Tokyo Tina is one of the OG Asian fusion restaurants in Melbourne. And whilst we’re well and truly out of the fancy Asian food fad – wine bars are where it’s at now – there’s no doubt that Tokyo Tina is still a whole heap of fun. Although the spot is a bit too dark and buzzy for deep and meaningful conversations, the retinue of snacky share plates, paired with the decidedly Asian cocktail list, makes it easy to sit back and just let the good times roll.

Rating: 13.5/20 – hot girl tina.
Must-order: crispy eggplant.

Salmon Tartare ($26)

Salmon Tartare ($26) has been done to death by this point, and I won’t pretend that this changes the game. I do however appreciate the freshness of the fish, and having a boldly crispy cracker, instead of feathery tasteless mush that disintegrates as soon as you put anything on top, is a plus. I do wish the salmon itself was seasoned a little more generously though.

Crispy Sticky Eggplant ($22)

Everyone raves about the Crispy Sticky Eggplant ($22), and eating it is truly just a little ecstatic. The sweet and sour red vinegar sauce is so addictive, and the tempura batter on the eggplant was crunchy enough to hold up under the sticky sauce, without overwhelming the soft eggplant. Once again, this is not breaking new ground, but it is treading the well-worth path with panache.

Umeboshi Duck Bao Set ($38, 4pcs)

If you love duck but hate how expensive it usually is, the Umeboshi Duck Bao Set ($38, 4pcs) is for you. Even though it only comes with four buns, you get an entire fillet of tender, still-pink duck to go with it. Let loose and stuff a few slices into the fluffy bao with some sriracha mayo and pickles – you’ll have plenty left to just chow down on.

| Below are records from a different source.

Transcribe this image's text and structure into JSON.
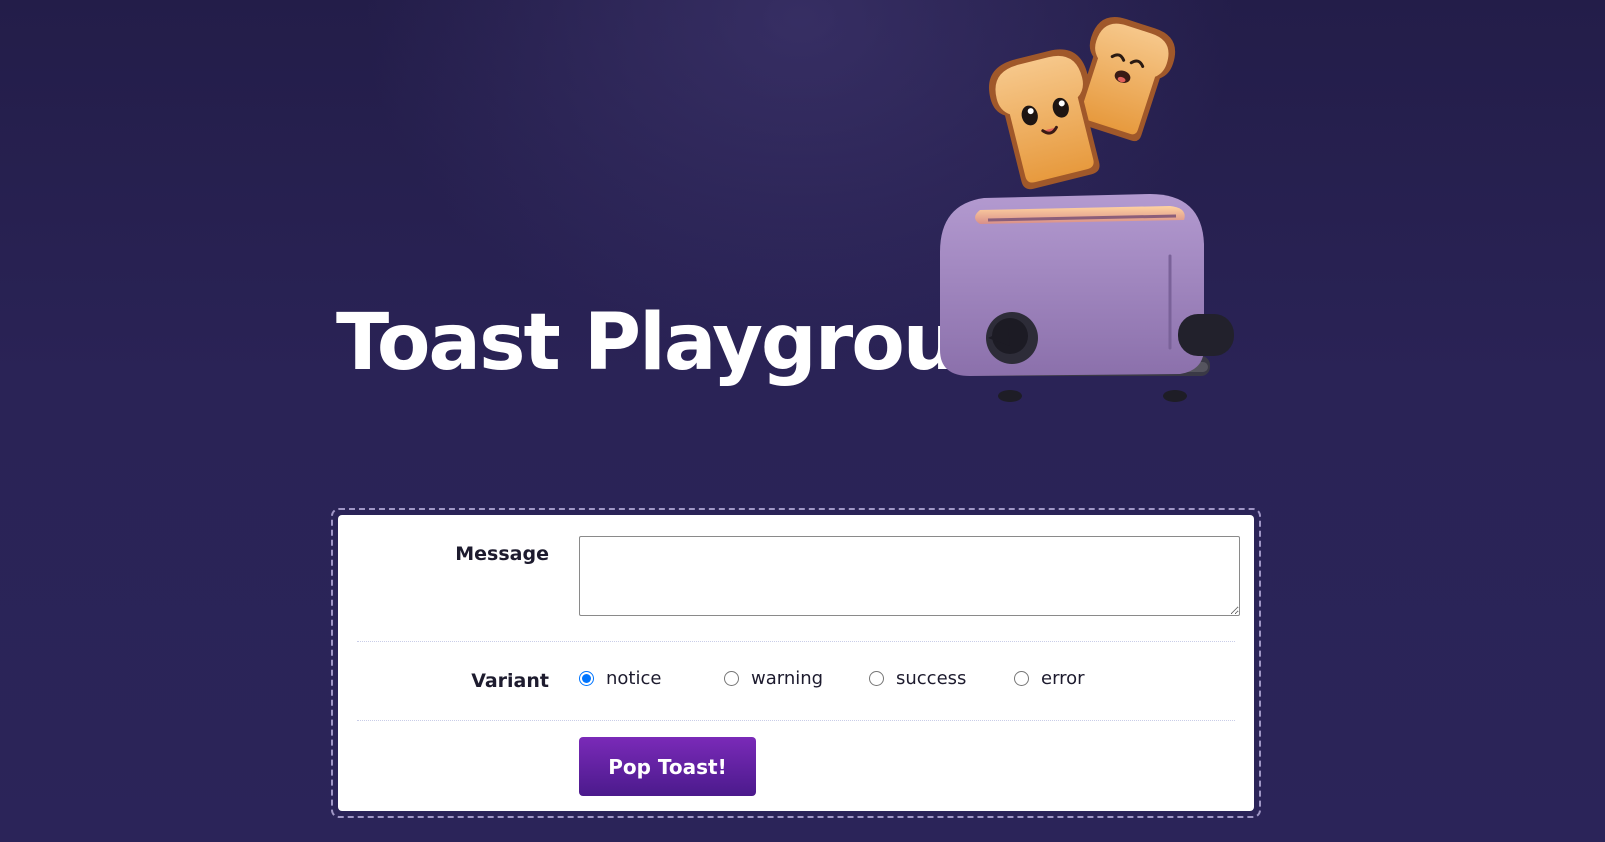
{
  "page": {
    "title": "Toast Playground"
  },
  "illustration": {
    "icon": "toaster-with-toast-icon"
  },
  "form": {
    "message_label": "Message",
    "message_value": "",
    "variant_label": "Variant",
    "variants": [
      {
        "label": "notice",
        "checked": true
      },
      {
        "label": "warning",
        "checked": false
      },
      {
        "label": "success",
        "checked": false
      },
      {
        "label": "error",
        "checked": false
      }
    ],
    "submit_label": "Pop Toast!"
  },
  "colors": {
    "background": "#2a2356",
    "button": "#6a24a8",
    "card": "#ffffff"
  }
}
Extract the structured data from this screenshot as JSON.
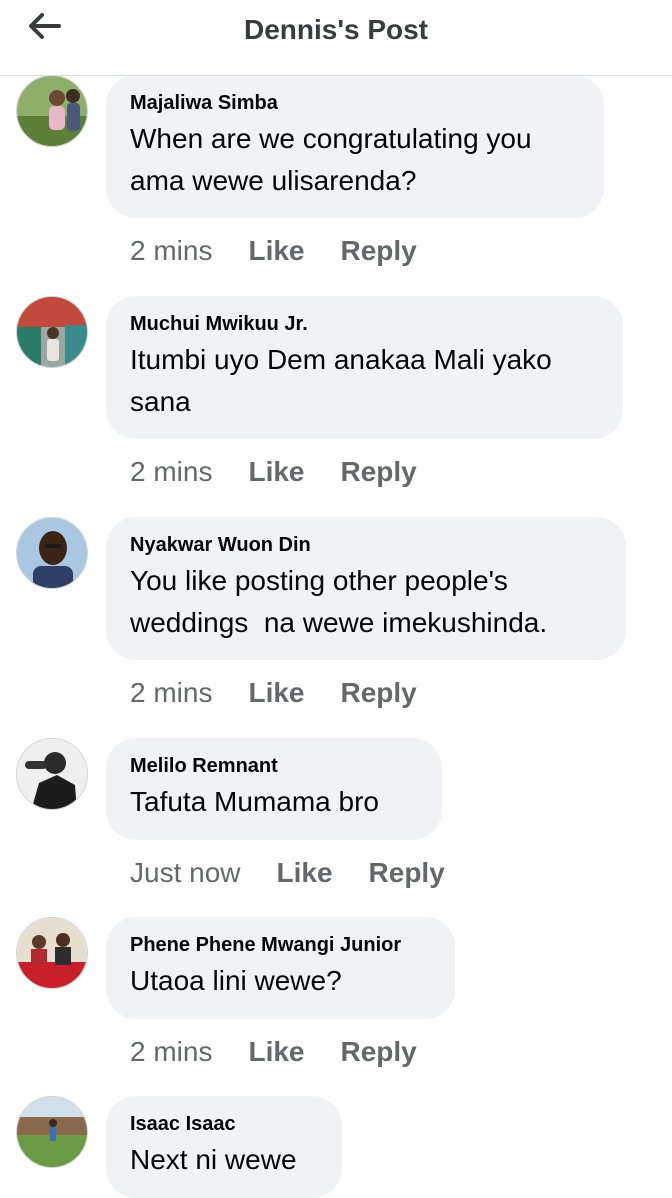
{
  "header": {
    "title": "Dennis's Post",
    "back_icon": "arrow-left-icon"
  },
  "comments": [
    {
      "author": "Majaliwa Simba",
      "text": "When are we congratulating you ama wewe ulisarenda?",
      "time": "2 mins",
      "like": "Like",
      "reply": "Reply"
    },
    {
      "author": "Muchui Mwikuu Jr.",
      "text": "Itumbi uyo Dem anakaa Mali yako sana",
      "time": "2 mins",
      "like": "Like",
      "reply": "Reply"
    },
    {
      "author": "Nyakwar Wuon Din",
      "text": "You like posting other people's weddings  na wewe imekushinda.",
      "time": "2 mins",
      "like": "Like",
      "reply": "Reply"
    },
    {
      "author": "Melilo Remnant",
      "text": "Tafuta Mumama bro",
      "time": "Just now",
      "like": "Like",
      "reply": "Reply"
    },
    {
      "author": "Phene Phene Mwangi Junior",
      "text": "Utaoa lini wewe?",
      "time": "2 mins",
      "like": "Like",
      "reply": "Reply"
    },
    {
      "author": "Isaac Isaac",
      "text": "Next ni wewe"
    }
  ],
  "colors": {
    "bubble": "#f0f2f5",
    "secondary_text": "#65676b",
    "divider": "#dadde1"
  }
}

Grilled Chicken Marinated in Koji ($36)

I confess – I was swayed into ordering the Grilled Chicken Marinated in Koji ($36) by the stellar chicken dish I had at Tokyo Tina’s sister restaurant, Firebird. And this reminded me of why I never usually get the chicken. This was perfectly nice and well-cooked, but like most roast chicken dishes, there’s just nothing exciting about it at all.

Broccolini ($16)

The Broccolini ($16) was also a smidge unexciting, and I wasn’t convinced that the thin soy milk dressing was the ideal condiment. It did however take full advantage of the charcoal grill out back to really bring out those toasty flavours in the fronds.